The irony is that the louder marketing gets online, the less grounded it becomes. Everyone feels pressured to have a take immediately, even if they don’t fully understand the issue. Everyone feels like they need to posture as an expert before they’ve even had enough real-world experience to form an informed opinion.
The performance rewards volume over depth, certainty over curiosity, and being first over being accurate. But the best marketers I’ve met, the ones whose work actually moves people, aren’t performing anything. They’re listening. They’re thinking. They’re paying attention. They’re asking better questions instead of shouting quick answers.
Shifting out of “performer mode” feels uncomfortable at first, because it means admitting you don’t know everything. But the moment you stop trying to sound impressive and start actually learning, everything feels lighter. You permit yourself to grow at your own pace, to explore, to be thoughtful instead of loud.

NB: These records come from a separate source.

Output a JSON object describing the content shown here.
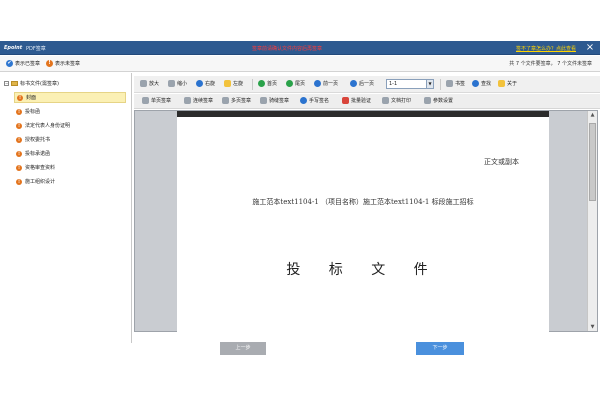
{
  "titlebar": {
    "brand": "Epoint",
    "app_title": "PDF签章",
    "warning": "签章前请确认文件内容后再签章",
    "help_link": "签不了章怎么办？点此查看",
    "close": "×"
  },
  "status": {
    "signed_label": "表示已签章",
    "unsigned_label": "表示未签章",
    "signed_count": "共 7 个文件要签章",
    "unsigned_count": "7 个文件未签章"
  },
  "sidebar": {
    "root": "标书文件(需签章)",
    "items": [
      {
        "label": "封面",
        "selected": true
      },
      {
        "label": "投标函",
        "selected": false
      },
      {
        "label": "法定代表人身份证明",
        "selected": false
      },
      {
        "label": "授权委托书",
        "selected": false
      },
      {
        "label": "投标承诺函",
        "selected": false
      },
      {
        "label": "资格审查资料",
        "selected": false
      },
      {
        "label": "施工组织设计",
        "selected": false
      }
    ]
  },
  "toolbar1": {
    "zoom_in": "放大",
    "zoom_out": "缩小",
    "rotate_right": "右旋",
    "rotate_left": "左旋",
    "first_page": "首页",
    "last_page": "尾页",
    "prev_page": "前一页",
    "next_page": "后一页",
    "page_value": "1-1",
    "bookmark": "书签",
    "find": "查找",
    "about": "关于"
  },
  "toolbar2": {
    "single_sign": "单页签章",
    "batch_sign": "连续签章",
    "multi_sign": "多页签章",
    "ride_seam": "骑缝签章",
    "handwrite": "手写签名",
    "verify": "批量验证",
    "print": "文档打印",
    "settings": "参数设置"
  },
  "document": {
    "copy_label": "正文或副本",
    "heading": "施工范本text1104-1 （项目名称）施工范本text1104-1 标段施工招标",
    "title": "投 标 文 件"
  },
  "scrollbar": {
    "up": "▲",
    "down": "▼"
  },
  "footer": {
    "prev_button": "上一步",
    "next_button": "下一步"
  },
  "icons": {
    "signed_dot": "✔",
    "unsigned_dot": "!",
    "page_dropdown": "▼"
  }
}
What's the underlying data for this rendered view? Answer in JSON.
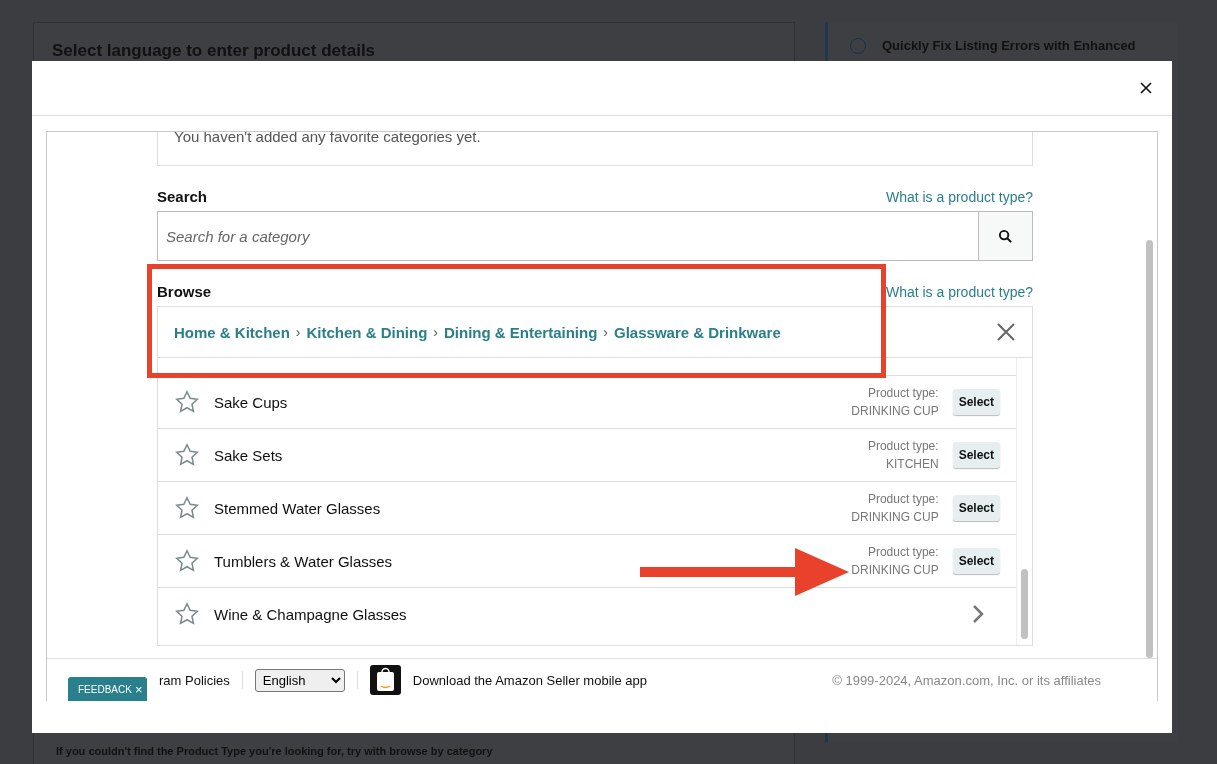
{
  "background": {
    "left_card_title": "Select language to enter product details",
    "right_card_title": "Quickly Fix Listing Errors with Enhanced",
    "bottom_hint": "If you couldn't find the Product Type you're looking for, try with browse by category"
  },
  "modal": {
    "favorites_empty": "You haven't added any favorite categories yet.",
    "search": {
      "label": "Search",
      "help_link": "What is a product type?",
      "placeholder": "Search for a category"
    },
    "browse": {
      "label": "Browse",
      "help_link": "What is a product type?",
      "breadcrumbs": [
        "Home & Kitchen",
        "Kitchen & Dining",
        "Dining & Entertaining",
        "Glassware & Drinkware"
      ],
      "separator": "›"
    },
    "categories": [
      {
        "kind": "leaf",
        "name": "Sake Cups",
        "type_label": "Product type:",
        "type_value": "DRINKING CUP",
        "button": "Select",
        "favorite": false
      },
      {
        "kind": "leaf",
        "name": "Sake Sets",
        "type_label": "Product type:",
        "type_value": "KITCHEN",
        "button": "Select",
        "favorite": false
      },
      {
        "kind": "leaf",
        "name": "Stemmed Water Glasses",
        "type_label": "Product type:",
        "type_value": "DRINKING CUP",
        "button": "Select",
        "favorite": false
      },
      {
        "kind": "leaf",
        "name": "Tumblers & Water Glasses",
        "type_label": "Product type:",
        "type_value": "DRINKING CUP",
        "button": "Select",
        "favorite": false
      },
      {
        "kind": "branch",
        "name": "Wine & Champagne Glasses",
        "favorite": false
      }
    ],
    "footer": {
      "policies": "ram Policies",
      "language": "English",
      "app_link": "Download the Amazon Seller mobile app",
      "copyright": "© 1999-2024, Amazon.com, Inc. or its affiliates"
    },
    "feedback_tab": {
      "label": "FEEDBACK",
      "close": "×"
    }
  }
}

Marketing doesn’t need more noise. It doesn’t need more performative hot takes. It doesn’t need more people acting like they’ve solved the entire industry. It needs more people who are willing to think. Really think.
If the pressure to perform has been weighing on you, consider this your sign to step back from it. You don’t have to have a public-facing opinion on everything. You don’t have to “act like an expert” to be taken seriously. You’re allowed to do your work quietly, carefully, and intentionally.
The industry has enough performers. It could use more thinkers.